DEP will collect samples of flowback water, rock cuttings, treatment solids and sediments at well pads and wastewater treatment and waste disposal facilities. The agency will also analyze radioactivity levels in pipes and well casings, storage tanks, treatment systems and trucks. The study will be conducted “at dozens of sites statewide,” beginning early this year, DEP said.
DEP routinely reviews radioactivity data in wastes generated by industries, including the oil and natural gas industry, and the information the agency has obtained “indicates very low levels of natural radioactivity,” the agency said. The new study “is aimed at ensuring that public health and the environment continue to be protected.”
The study, which is being undertaken at the direction of Gov.
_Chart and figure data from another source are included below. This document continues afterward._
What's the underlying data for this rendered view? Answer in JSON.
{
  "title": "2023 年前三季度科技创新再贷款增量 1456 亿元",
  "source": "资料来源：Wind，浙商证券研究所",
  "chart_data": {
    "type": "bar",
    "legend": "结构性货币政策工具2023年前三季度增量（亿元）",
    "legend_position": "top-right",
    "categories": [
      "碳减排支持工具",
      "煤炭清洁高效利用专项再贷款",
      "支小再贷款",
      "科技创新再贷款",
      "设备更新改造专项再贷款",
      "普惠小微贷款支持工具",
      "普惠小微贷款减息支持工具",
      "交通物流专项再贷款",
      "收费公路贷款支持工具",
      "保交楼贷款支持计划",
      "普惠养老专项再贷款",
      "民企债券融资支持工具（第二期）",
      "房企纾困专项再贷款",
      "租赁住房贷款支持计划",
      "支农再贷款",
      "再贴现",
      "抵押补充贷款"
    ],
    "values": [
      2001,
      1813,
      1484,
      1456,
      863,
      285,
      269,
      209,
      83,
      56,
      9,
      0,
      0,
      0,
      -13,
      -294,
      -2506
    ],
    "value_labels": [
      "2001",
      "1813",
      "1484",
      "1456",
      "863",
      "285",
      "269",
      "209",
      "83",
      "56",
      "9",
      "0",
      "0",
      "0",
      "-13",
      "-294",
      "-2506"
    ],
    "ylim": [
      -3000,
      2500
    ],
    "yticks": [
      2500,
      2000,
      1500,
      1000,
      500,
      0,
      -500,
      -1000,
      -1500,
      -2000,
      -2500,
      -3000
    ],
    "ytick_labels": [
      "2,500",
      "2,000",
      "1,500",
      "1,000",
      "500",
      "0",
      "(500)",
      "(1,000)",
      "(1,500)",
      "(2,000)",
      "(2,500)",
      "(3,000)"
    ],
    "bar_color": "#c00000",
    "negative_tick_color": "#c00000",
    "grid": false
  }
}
Tom Corbett, will be “will be the most comprehensive study of its kind anywhere,” according to DEP Secretary Mike Krancer.
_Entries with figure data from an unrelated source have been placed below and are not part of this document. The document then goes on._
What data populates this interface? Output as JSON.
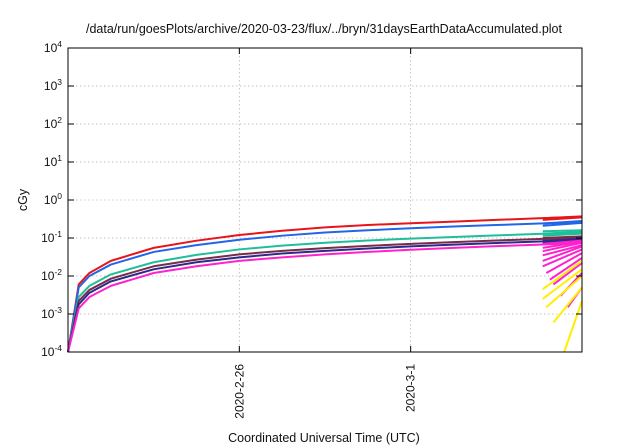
{
  "chart_data": {
    "type": "line",
    "title": "/data/run/goesPlots/archive/2020-03-23/flux/../bryn/31daysEarthDataAccumulated.plot",
    "xlabel": "Coordinated Universal Time (UTC)",
    "ylabel": "cGy",
    "y_scale": "log",
    "ylim": [
      0.0001,
      10000
    ],
    "y_ticks": [
      {
        "value": 0.0001,
        "base": "10",
        "exp": "-4"
      },
      {
        "value": 0.001,
        "base": "10",
        "exp": "-3"
      },
      {
        "value": 0.01,
        "base": "10",
        "exp": "-2"
      },
      {
        "value": 0.1,
        "base": "10",
        "exp": "-1"
      },
      {
        "value": 1,
        "base": "10",
        "exp": "0"
      },
      {
        "value": 10,
        "base": "10",
        "exp": "1"
      },
      {
        "value": 100,
        "base": "10",
        "exp": "2"
      },
      {
        "value": 1000,
        "base": "10",
        "exp": "3"
      },
      {
        "value": 10000,
        "base": "10",
        "exp": "4"
      }
    ],
    "xlim": [
      "2020-02-22T00:00",
      "2020-03-05T00:00"
    ],
    "x_ticks": [
      {
        "value": "2020-02-26T00:00",
        "label": "2020-2-26"
      },
      {
        "value": "2020-03-01T00:00",
        "label": "2020-3-1"
      }
    ],
    "grid": true,
    "legend": "none",
    "series": [
      {
        "color": "#e8141c",
        "x": [
          "2020-02-22T00:00",
          "2020-02-22T06:00",
          "2020-02-22T12:00",
          "2020-02-23T00:00",
          "2020-02-24T00:00",
          "2020-02-25T00:00",
          "2020-02-26T00:00",
          "2020-02-27T00:00",
          "2020-02-28T00:00",
          "2020-02-29T00:00",
          "2020-03-01T00:00",
          "2020-03-02T00:00",
          "2020-03-03T00:00",
          "2020-03-04T00:00",
          "2020-03-05T00:00"
        ],
        "values": [
          0.0001,
          0.006,
          0.012,
          0.025,
          0.055,
          0.085,
          0.12,
          0.155,
          0.19,
          0.22,
          0.245,
          0.27,
          0.3,
          0.33,
          0.36
        ]
      },
      {
        "color": "#2266e8",
        "x": [
          "2020-02-22T00:00",
          "2020-02-22T06:00",
          "2020-02-22T12:00",
          "2020-02-23T00:00",
          "2020-02-24T00:00",
          "2020-02-25T00:00",
          "2020-02-26T00:00",
          "2020-02-27T00:00",
          "2020-02-28T00:00",
          "2020-02-29T00:00",
          "2020-03-01T00:00",
          "2020-03-02T00:00",
          "2020-03-03T00:00",
          "2020-03-04T00:00",
          "2020-03-05T00:00"
        ],
        "values": [
          0.0001,
          0.005,
          0.01,
          0.02,
          0.043,
          0.065,
          0.09,
          0.115,
          0.14,
          0.16,
          0.18,
          0.2,
          0.22,
          0.24,
          0.26
        ]
      },
      {
        "color": "#1fbf9a",
        "x": [
          "2020-02-22T00:00",
          "2020-02-22T06:00",
          "2020-02-22T12:00",
          "2020-02-23T00:00",
          "2020-02-24T00:00",
          "2020-02-25T00:00",
          "2020-02-26T00:00",
          "2020-02-27T00:00",
          "2020-02-28T00:00",
          "2020-02-29T00:00",
          "2020-03-01T00:00",
          "2020-03-02T00:00",
          "2020-03-03T00:00",
          "2020-03-04T00:00",
          "2020-03-05T00:00"
        ],
        "values": [
          0.0001,
          0.0028,
          0.0055,
          0.011,
          0.023,
          0.036,
          0.05,
          0.063,
          0.075,
          0.086,
          0.096,
          0.106,
          0.117,
          0.128,
          0.14
        ]
      },
      {
        "color": "#7a2a4a",
        "x": [
          "2020-02-22T00:00",
          "2020-02-22T06:00",
          "2020-02-22T12:00",
          "2020-02-23T00:00",
          "2020-02-24T00:00",
          "2020-02-25T00:00",
          "2020-02-26T00:00",
          "2020-02-27T00:00",
          "2020-02-28T00:00",
          "2020-02-29T00:00",
          "2020-03-01T00:00",
          "2020-03-02T00:00",
          "2020-03-03T00:00",
          "2020-03-04T00:00",
          "2020-03-05T00:00"
        ],
        "values": [
          0.0001,
          0.0022,
          0.0043,
          0.0085,
          0.018,
          0.027,
          0.037,
          0.046,
          0.054,
          0.062,
          0.07,
          0.078,
          0.086,
          0.094,
          0.102
        ]
      },
      {
        "color": "#2a2a88",
        "x": [
          "2020-02-22T00:00",
          "2020-02-22T06:00",
          "2020-02-22T12:00",
          "2020-02-23T00:00",
          "2020-02-24T00:00",
          "2020-02-25T00:00",
          "2020-02-26T00:00",
          "2020-02-27T00:00",
          "2020-02-28T00:00",
          "2020-02-29T00:00",
          "2020-03-01T00:00",
          "2020-03-02T00:00",
          "2020-03-03T00:00",
          "2020-03-04T00:00",
          "2020-03-05T00:00"
        ],
        "values": [
          0.0001,
          0.0018,
          0.0036,
          0.0072,
          0.015,
          0.023,
          0.031,
          0.039,
          0.046,
          0.053,
          0.06,
          0.067,
          0.074,
          0.081,
          0.088
        ]
      },
      {
        "color": "#ff22cc",
        "x": [
          "2020-02-22T00:00",
          "2020-02-22T06:00",
          "2020-02-22T12:00",
          "2020-02-23T00:00",
          "2020-02-24T00:00",
          "2020-02-25T00:00",
          "2020-02-26T00:00",
          "2020-02-27T00:00",
          "2020-02-28T00:00",
          "2020-02-29T00:00",
          "2020-03-01T00:00",
          "2020-03-02T00:00",
          "2020-03-03T00:00",
          "2020-03-04T00:00",
          "2020-03-05T00:00"
        ],
        "values": [
          0.0001,
          0.0014,
          0.0028,
          0.0055,
          0.012,
          0.018,
          0.025,
          0.031,
          0.037,
          0.043,
          0.049,
          0.055,
          0.061,
          0.067,
          0.074
        ]
      }
    ],
    "recent_segments": [
      {
        "color": "#e8141c",
        "x": [
          "2020-03-04T02:00",
          "2020-03-05T00:00"
        ],
        "values": [
          0.33,
          0.37
        ]
      },
      {
        "color": "#e8141c",
        "x": [
          "2020-03-04T02:00",
          "2020-03-05T00:00"
        ],
        "values": [
          0.3,
          0.35
        ]
      },
      {
        "color": "#2266e8",
        "x": [
          "2020-03-04T02:00",
          "2020-03-05T00:00"
        ],
        "values": [
          0.24,
          0.28
        ]
      },
      {
        "color": "#2266e8",
        "x": [
          "2020-03-04T02:00",
          "2020-03-05T00:00"
        ],
        "values": [
          0.21,
          0.25
        ]
      },
      {
        "color": "#1fbf9a",
        "x": [
          "2020-03-04T02:00",
          "2020-03-05T00:00"
        ],
        "values": [
          0.15,
          0.16
        ]
      },
      {
        "color": "#1fbf9a",
        "x": [
          "2020-03-04T02:00",
          "2020-03-05T00:00"
        ],
        "values": [
          0.13,
          0.145
        ]
      },
      {
        "color": "#1fbf9a",
        "x": [
          "2020-03-04T02:00",
          "2020-03-05T00:00"
        ],
        "values": [
          0.115,
          0.13
        ]
      },
      {
        "color": "#7a2a4a",
        "x": [
          "2020-03-04T02:00",
          "2020-03-05T00:00"
        ],
        "values": [
          0.1,
          0.11
        ]
      },
      {
        "color": "#7a2a4a",
        "x": [
          "2020-03-04T02:00",
          "2020-03-05T00:00"
        ],
        "values": [
          0.09,
          0.105
        ]
      },
      {
        "color": "#2a2a88",
        "x": [
          "2020-03-04T02:00",
          "2020-03-05T00:00"
        ],
        "values": [
          0.082,
          0.095
        ]
      },
      {
        "color": "#2a2a88",
        "x": [
          "2020-03-04T02:00",
          "2020-03-05T00:00"
        ],
        "values": [
          0.075,
          0.09
        ]
      },
      {
        "color": "#ff22cc",
        "x": [
          "2020-03-04T02:00",
          "2020-03-05T00:00"
        ],
        "values": [
          0.07,
          0.085
        ]
      },
      {
        "color": "#ff22cc",
        "x": [
          "2020-03-04T02:00",
          "2020-03-05T00:00"
        ],
        "values": [
          0.055,
          0.08
        ]
      },
      {
        "color": "#ff22cc",
        "x": [
          "2020-03-04T02:00",
          "2020-03-05T00:00"
        ],
        "values": [
          0.045,
          0.075
        ]
      },
      {
        "color": "#ff22cc",
        "x": [
          "2020-03-04T02:00",
          "2020-03-05T00:00"
        ],
        "values": [
          0.035,
          0.065
        ]
      },
      {
        "color": "#ff22cc",
        "x": [
          "2020-03-04T02:00",
          "2020-03-05T00:00"
        ],
        "values": [
          0.025,
          0.06
        ]
      },
      {
        "color": "#ff22cc",
        "x": [
          "2020-03-04T02:00",
          "2020-03-05T00:00"
        ],
        "values": [
          0.018,
          0.05
        ]
      },
      {
        "color": "#ff22cc",
        "x": [
          "2020-03-04T04:00",
          "2020-03-05T00:00"
        ],
        "values": [
          0.012,
          0.04
        ]
      },
      {
        "color": "#ff22cc",
        "x": [
          "2020-03-04T06:00",
          "2020-03-05T00:00"
        ],
        "values": [
          0.008,
          0.03
        ]
      },
      {
        "color": "#ff22cc",
        "x": [
          "2020-03-04T08:00",
          "2020-03-05T00:00"
        ],
        "values": [
          0.006,
          0.022
        ]
      },
      {
        "color": "#ff22cc",
        "x": [
          "2020-03-04T12:00",
          "2020-03-05T00:00"
        ],
        "values": [
          0.003,
          0.012
        ]
      },
      {
        "color": "#ff22cc",
        "x": [
          "2020-03-04T16:00",
          "2020-03-05T00:00"
        ],
        "values": [
          0.0015,
          0.005
        ]
      },
      {
        "color": "#ffee00",
        "x": [
          "2020-03-04T02:00",
          "2020-03-05T00:00"
        ],
        "values": [
          0.0045,
          0.025
        ]
      },
      {
        "color": "#ffee00",
        "x": [
          "2020-03-04T02:00",
          "2020-03-05T00:00"
        ],
        "values": [
          0.0025,
          0.015
        ]
      },
      {
        "color": "#ffee00",
        "x": [
          "2020-03-04T04:00",
          "2020-03-05T00:00"
        ],
        "values": [
          0.0015,
          0.01
        ]
      },
      {
        "color": "#ffee00",
        "x": [
          "2020-03-04T08:00",
          "2020-03-05T00:00"
        ],
        "values": [
          0.0006,
          0.005
        ]
      },
      {
        "color": "#ffee00",
        "x": [
          "2020-03-04T14:00",
          "2020-03-05T00:00"
        ],
        "values": [
          0.0001,
          0.0022
        ]
      }
    ]
  }
}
“This thorough and rigorous study, which will focus on conditions here in Pennsylvania, is further demonstration that states are best suited to responsibly oversee the natural gas exploration and production activities taking place in our respective borders. DEP’s current regulations and monitoring networks are designed to protect the public from exposure to unsafe levels of radiation, and our regulations in this field have led the nation for years,” Krancer said.
Pennsylvania require landfills to monitor radiation levels in incoming wastes and employ a DEP-developed protocol to determine if detected amounts of radioactive material can be accepted. “This protocol ensures that the materials, such as Marcellus Shale drill cuttings and other sources of naturally occurring radiation in the waste stream, do not pose a risk to public health during disposal,” DEP said.
DEP data indicates that less than half a percent of all drill cuttings produced by the Marcellus Shale industry in 2012 that were disposed of in landfills triggered radiation monitors. “The cuttings did not contain levels of radioactivity that would be harmful to the public, and they were safely disposed of in the landfills,” the agency said.
The new study comes almost two years after DEP announced that water samples taken from seven Pennsylvania rivers showed levels of radioactivity at or below “background levels” (see Shale Daily, March 8, 2011). Those testes were conducted downstream from facilities that treated flowback and produced water from Marcellus Shale drilling operations. The tests sampled raw river water before it entered public water suppliers’ intakes.
In 2011 DEP ordered water treatment plants in the state to test for radioactivity and other contaminants from Marcellus Shale wastewater (see Shale Daily, April 12, 2011). “Most results showed no detectable levels of radioactivity, and the levels that were detectable did not exceed safe drinking water standards,” according to DEP.
DEP will conduct the new study with Pittsburgh-based Perma-Fix Environmental Services.